Alors que la filière ophtalmologique libérale souffre de délais d’attente très longs pour obtenir un rendez-vous (entre 60 et 111 jours en moyenne !), un rapport de l’Inspection générale des affaires sociales (IGAS) vient tenter de trouver des solutions pour en améliorer l’accès.

Plusieurs pistes sont évoquées dans ce rapport, notamment en premier lieu de renforcer l’offre de soins ophtalmologique. Il faudrait pour cela favoriser l’activité au-delà de 65 ans, inciter les jeunes à s’installer dans les zones sous-dotées et favoriser l’expérimentation de pôles ophtalmologiques multisites.

Mais c’est surtout vers la coopération renforcée avec les orthoptistes et les opticiens que le rapport se penche, via de nouvelles délégations de tâches qui permettraient aux spécialistes de dégager du temps pour les pathologies complexes.

Ainsi, le rapport propose de permettre aux orthoptistes libéraux de réaliser des bilans visuels qu’ils transmettraient ensuite à l’ophtalmo, à charge pour ce dernier de rédiger la prescription.
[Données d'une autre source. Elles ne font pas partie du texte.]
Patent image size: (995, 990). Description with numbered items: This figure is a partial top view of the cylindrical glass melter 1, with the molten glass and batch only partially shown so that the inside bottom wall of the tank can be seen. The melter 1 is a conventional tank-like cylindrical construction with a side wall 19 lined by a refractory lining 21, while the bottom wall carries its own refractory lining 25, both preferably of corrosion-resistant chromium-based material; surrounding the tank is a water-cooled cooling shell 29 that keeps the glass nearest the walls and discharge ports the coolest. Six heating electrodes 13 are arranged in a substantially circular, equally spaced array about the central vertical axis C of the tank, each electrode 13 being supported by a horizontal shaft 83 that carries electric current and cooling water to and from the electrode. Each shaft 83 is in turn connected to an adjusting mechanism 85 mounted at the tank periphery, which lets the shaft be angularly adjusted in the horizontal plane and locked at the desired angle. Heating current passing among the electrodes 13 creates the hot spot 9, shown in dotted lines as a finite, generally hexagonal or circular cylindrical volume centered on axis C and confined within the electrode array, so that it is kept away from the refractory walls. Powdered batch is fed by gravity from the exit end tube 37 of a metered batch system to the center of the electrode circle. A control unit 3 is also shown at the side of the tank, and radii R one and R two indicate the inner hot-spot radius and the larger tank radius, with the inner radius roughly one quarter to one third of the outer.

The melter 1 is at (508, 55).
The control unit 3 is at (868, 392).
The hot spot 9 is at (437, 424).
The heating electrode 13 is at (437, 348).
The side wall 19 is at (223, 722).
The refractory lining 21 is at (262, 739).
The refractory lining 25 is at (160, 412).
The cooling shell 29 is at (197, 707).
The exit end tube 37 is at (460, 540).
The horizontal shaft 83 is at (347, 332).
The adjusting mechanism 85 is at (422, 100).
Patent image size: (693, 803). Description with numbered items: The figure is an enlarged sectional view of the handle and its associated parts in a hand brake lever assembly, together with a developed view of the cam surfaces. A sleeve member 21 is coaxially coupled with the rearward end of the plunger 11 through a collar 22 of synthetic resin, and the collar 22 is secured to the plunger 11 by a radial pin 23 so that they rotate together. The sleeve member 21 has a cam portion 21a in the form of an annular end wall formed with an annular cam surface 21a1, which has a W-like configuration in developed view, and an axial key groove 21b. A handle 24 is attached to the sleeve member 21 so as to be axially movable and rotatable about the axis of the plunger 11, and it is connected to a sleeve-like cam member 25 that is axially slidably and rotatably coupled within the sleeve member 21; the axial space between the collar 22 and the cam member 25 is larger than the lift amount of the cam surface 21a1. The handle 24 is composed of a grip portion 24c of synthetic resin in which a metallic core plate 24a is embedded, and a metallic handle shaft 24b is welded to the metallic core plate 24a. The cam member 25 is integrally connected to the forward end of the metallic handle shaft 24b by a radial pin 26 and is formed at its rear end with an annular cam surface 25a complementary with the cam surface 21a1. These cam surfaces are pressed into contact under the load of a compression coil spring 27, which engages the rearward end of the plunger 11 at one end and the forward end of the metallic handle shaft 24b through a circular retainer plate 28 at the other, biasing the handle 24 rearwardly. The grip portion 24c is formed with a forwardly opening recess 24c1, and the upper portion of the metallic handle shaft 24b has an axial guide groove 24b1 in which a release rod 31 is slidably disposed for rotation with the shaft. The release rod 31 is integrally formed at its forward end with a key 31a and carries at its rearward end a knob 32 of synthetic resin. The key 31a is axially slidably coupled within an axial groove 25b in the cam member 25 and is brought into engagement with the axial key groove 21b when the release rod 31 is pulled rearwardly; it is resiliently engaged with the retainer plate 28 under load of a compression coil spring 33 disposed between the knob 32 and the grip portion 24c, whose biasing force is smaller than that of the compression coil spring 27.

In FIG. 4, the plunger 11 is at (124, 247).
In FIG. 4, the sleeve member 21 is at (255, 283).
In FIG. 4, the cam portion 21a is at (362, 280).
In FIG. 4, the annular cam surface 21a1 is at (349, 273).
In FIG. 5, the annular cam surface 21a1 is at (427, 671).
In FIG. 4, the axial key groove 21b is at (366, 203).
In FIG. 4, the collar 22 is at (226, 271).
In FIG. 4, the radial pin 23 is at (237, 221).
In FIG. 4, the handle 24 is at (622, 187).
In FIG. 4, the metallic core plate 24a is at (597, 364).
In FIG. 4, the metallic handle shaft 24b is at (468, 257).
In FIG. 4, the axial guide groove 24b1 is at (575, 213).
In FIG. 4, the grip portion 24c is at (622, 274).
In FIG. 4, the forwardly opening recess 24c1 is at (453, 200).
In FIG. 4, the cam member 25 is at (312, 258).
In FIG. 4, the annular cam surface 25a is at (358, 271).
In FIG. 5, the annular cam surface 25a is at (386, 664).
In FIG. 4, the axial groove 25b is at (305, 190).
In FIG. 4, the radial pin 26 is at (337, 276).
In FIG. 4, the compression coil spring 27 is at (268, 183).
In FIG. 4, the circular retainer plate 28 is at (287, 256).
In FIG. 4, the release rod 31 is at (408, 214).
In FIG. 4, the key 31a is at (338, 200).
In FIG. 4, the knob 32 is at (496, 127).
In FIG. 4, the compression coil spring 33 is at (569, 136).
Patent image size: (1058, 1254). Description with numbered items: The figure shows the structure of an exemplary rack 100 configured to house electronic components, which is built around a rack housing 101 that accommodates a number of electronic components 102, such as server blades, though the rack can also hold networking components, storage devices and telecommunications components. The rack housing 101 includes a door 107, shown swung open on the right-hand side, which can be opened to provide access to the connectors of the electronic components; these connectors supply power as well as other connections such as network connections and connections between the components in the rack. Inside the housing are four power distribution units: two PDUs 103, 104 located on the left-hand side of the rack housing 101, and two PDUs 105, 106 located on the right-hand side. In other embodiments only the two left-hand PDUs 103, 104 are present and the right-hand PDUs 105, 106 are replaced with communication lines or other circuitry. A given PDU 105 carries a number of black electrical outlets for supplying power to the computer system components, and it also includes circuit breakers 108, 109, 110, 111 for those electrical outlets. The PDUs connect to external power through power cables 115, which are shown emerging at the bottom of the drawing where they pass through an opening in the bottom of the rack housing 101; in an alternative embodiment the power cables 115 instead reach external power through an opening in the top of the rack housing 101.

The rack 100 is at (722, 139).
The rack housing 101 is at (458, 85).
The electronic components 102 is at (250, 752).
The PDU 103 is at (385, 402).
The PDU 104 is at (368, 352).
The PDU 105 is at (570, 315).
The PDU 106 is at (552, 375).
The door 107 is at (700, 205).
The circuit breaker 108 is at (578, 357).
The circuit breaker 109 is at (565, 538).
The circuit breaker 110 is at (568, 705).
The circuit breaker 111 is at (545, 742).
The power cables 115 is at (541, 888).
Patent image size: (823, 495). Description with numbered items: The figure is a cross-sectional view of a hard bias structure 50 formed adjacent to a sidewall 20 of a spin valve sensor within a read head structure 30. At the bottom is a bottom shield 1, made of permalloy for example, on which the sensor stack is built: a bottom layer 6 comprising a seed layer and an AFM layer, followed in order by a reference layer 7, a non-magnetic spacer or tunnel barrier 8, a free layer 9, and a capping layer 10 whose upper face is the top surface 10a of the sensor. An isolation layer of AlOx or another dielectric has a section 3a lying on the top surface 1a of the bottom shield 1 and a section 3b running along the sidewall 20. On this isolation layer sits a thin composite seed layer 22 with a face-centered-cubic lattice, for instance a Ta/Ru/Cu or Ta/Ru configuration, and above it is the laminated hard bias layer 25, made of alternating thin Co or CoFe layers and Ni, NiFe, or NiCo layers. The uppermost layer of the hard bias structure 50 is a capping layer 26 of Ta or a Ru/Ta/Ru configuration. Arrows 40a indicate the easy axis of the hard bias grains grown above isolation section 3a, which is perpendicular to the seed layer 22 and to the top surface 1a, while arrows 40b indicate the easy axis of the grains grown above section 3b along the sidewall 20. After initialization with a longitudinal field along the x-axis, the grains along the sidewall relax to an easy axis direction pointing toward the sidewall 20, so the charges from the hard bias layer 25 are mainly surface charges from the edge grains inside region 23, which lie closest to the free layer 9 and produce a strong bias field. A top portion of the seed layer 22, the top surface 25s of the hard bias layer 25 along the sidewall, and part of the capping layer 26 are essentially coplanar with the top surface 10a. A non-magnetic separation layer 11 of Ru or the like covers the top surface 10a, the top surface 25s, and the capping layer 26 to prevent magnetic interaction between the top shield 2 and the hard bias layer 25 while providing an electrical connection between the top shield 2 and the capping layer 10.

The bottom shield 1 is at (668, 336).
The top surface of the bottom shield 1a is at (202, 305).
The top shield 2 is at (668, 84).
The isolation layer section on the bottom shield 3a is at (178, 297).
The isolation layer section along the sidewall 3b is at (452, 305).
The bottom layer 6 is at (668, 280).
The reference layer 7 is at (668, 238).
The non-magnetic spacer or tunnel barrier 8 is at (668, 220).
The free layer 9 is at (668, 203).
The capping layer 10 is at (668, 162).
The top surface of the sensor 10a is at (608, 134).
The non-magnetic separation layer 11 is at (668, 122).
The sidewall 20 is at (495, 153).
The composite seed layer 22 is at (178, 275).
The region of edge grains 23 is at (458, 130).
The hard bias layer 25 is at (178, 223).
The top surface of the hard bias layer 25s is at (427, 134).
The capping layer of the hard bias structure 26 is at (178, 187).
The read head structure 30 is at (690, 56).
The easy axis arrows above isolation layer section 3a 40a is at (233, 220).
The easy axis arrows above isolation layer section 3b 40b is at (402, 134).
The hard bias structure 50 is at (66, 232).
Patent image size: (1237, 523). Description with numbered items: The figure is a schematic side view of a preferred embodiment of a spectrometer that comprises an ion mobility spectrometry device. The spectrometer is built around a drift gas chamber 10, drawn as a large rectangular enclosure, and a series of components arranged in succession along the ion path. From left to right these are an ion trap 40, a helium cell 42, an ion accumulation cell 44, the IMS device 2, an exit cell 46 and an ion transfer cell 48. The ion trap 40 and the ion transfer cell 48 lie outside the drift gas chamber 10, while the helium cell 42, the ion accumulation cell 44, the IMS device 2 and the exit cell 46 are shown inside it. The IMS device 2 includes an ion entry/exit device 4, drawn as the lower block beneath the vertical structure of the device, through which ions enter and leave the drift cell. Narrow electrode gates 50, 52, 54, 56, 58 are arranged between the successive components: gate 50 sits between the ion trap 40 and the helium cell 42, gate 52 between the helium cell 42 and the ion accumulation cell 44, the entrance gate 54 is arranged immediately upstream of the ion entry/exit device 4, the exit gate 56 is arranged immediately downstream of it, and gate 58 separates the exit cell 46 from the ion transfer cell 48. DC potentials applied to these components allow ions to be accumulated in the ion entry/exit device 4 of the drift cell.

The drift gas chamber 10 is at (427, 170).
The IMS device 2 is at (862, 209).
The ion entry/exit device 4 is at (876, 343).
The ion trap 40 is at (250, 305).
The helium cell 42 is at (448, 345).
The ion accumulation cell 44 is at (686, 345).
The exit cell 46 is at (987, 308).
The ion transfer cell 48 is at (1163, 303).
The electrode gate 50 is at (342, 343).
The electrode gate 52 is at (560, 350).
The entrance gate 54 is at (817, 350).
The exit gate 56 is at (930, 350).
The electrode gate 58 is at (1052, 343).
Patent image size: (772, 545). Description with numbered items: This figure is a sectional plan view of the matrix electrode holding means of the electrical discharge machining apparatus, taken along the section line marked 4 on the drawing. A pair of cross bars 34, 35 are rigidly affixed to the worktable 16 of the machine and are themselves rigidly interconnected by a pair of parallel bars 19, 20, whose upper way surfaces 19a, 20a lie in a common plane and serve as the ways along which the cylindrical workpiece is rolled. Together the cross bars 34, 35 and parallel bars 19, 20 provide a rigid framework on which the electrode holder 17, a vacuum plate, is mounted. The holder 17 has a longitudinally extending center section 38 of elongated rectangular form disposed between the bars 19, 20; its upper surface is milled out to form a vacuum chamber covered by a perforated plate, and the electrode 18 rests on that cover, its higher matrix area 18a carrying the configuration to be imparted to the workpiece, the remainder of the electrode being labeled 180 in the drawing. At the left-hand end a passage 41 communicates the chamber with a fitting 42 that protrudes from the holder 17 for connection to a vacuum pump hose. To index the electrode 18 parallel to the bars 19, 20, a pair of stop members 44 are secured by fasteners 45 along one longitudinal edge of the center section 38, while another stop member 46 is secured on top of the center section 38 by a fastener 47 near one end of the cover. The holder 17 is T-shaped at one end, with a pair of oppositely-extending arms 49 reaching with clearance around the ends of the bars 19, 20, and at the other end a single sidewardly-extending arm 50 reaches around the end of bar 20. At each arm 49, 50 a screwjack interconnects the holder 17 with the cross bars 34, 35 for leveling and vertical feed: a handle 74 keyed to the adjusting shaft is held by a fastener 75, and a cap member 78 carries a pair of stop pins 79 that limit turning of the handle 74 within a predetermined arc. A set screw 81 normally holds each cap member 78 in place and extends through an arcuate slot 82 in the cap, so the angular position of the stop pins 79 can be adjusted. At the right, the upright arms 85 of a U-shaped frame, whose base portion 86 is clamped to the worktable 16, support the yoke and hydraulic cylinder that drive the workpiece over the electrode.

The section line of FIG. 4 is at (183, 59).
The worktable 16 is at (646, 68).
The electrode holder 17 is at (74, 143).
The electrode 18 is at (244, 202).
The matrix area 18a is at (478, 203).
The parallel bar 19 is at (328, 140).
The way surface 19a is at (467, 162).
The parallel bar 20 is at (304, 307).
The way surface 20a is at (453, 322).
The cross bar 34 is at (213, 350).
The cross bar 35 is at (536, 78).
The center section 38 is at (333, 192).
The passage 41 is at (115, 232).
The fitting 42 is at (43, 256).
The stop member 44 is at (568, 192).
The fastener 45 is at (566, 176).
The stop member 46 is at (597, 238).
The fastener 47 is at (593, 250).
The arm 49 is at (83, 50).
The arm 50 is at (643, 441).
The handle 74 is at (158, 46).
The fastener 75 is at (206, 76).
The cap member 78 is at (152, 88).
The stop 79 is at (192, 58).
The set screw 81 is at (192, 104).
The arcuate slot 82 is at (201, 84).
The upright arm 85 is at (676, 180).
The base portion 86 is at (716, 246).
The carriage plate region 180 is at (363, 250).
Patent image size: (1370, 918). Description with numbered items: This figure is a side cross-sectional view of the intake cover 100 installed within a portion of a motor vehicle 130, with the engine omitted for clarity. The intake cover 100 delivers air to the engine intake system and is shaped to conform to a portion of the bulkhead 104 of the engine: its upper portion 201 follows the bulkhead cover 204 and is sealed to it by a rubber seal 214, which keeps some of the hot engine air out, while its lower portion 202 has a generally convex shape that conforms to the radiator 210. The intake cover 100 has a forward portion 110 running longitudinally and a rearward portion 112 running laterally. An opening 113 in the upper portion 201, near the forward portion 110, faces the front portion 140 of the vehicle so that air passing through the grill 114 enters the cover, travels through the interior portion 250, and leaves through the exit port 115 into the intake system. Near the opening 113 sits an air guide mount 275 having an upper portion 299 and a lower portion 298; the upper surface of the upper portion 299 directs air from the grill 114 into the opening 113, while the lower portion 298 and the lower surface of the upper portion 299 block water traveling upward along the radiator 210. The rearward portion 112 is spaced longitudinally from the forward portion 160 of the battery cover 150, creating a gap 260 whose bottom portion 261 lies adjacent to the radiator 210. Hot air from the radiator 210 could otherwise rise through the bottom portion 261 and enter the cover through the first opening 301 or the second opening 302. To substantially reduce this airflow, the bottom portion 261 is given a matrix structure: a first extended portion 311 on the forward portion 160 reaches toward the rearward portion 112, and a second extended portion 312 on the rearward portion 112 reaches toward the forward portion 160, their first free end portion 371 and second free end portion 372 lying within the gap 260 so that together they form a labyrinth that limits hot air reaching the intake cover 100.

Les orthoptistes libéraux pourraient également prescrire le matériel de rééducation orthoptique. Mais il faudrait pour cela ouvrir la formation à cette profession, aujourd’hui pratiquées par quelque 4 000 praticiens, à un plus grand nombre d’étudiants.

Ces recommandations devraient faire l’objet d’amendements dans le projet de loi de Santé Touraine.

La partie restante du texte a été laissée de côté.